Again though, there was a decrease in drug overdose deaths. America seemed to have finally started to bounce back from the opioid epidemic. Then last year 71,000 Americans died of drug overdoses and the wind died with them. Not only were the numbers up, but they’d set a new record. And this before the COVID crisis even hit.
Opioid Overdoses: A Look Ahead at the U.S.
Last year’s rise in opioid overdoses understandably alarmed officials, especially those from the CDC. But it most certainly didn’t knock ’em off their game.
“We got it to stall out a bit,” said the CDC’s Robert Anderson. “Now we need to grab on again and not let this get away from us.” Anderson is Chief of the Mortality Statistics Branch at the CDC’s National Center for Health Statistics. In other words, he oversees death data for the CDC. So if he can keep it together, everybody can.

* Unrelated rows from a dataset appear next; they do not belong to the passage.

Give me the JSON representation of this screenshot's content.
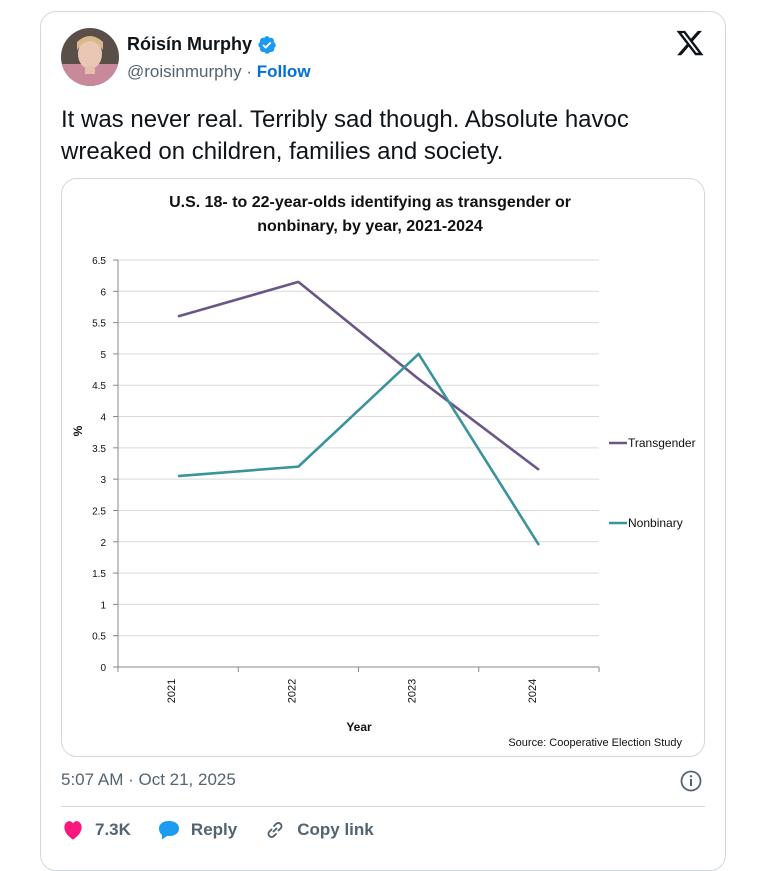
{
  "tweet": {
    "author_name": "Róisín Murphy",
    "handle": "@roisinmurphy",
    "separator": "·",
    "follow_label": "Follow",
    "text": "It was never real. Terribly sad though. Absolute havoc wreaked on children, families and society.",
    "timestamp": "5:07 AM · Oct 21, 2025",
    "likes": "7.3K",
    "reply_label": "Reply",
    "copy_link_label": "Copy link"
  },
  "colors": {
    "like": "#f91880",
    "reply": "#1d9bf0",
    "follow": "#006fd6",
    "transgender_line": "#6a5687",
    "nonbinary_line": "#3b939c"
  },
  "chart_data": {
    "type": "line",
    "title_line1": "U.S. 18- to 22-year-olds identifying as transgender or",
    "title_line2": "nonbinary, by year, 2021-2024",
    "xlabel": "Year",
    "ylabel": "%",
    "categories": [
      "2021",
      "2022",
      "2023",
      "2024"
    ],
    "ylim": [
      0,
      6.5
    ],
    "yticks": [
      "0",
      "0.5",
      "1",
      "1.5",
      "2",
      "2.5",
      "3",
      "3.5",
      "4",
      "4.5",
      "5",
      "5.5",
      "6",
      "6.5"
    ],
    "series": [
      {
        "name": "Transgender",
        "values": [
          5.6,
          6.15,
          4.6,
          3.15
        ]
      },
      {
        "name": "Nonbinary",
        "values": [
          3.05,
          3.2,
          5.0,
          1.95
        ]
      }
    ],
    "legend_placement": "right",
    "grid": true,
    "source": "Source: Cooperative Election Study"
  }
}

Including Assistant Secretary for Health Adm. Brett Giroir. Admiral Giroir called the news “a very disturbing trend.” He also said it’s time to buckle-up.
“We understand that there is an extraordinary amount of work to do,” Giroir said, “especially now we’re also dealing with an epidemic that could markedly affect our nation’s mental health and risk of substance use.”
He’s not kidding. Especially considering the new data shows more than 30 states are reporting a rise in overdose deaths.
Perhaps that’s why Brendan Saloner, an addiction researcher at Johns Hopkins Bloomberg School of Public Health, sees things a little bleaker.
“I see a map of despair,” he said simply.
There is however a small bright spot: Massachusetts, New York, Vermont, New Hampshire and Rhode Island all saw declines. Saloner insists those declines are a direct result of the states’ commitment to both overdose prevention and addiction treatment.
Columbia University’s Katherine Keyes wholeheartedly agrees. She also insists this is no time for surrender.
“We definitely should not give up,” she said. “Some states are showing remarkable successes.”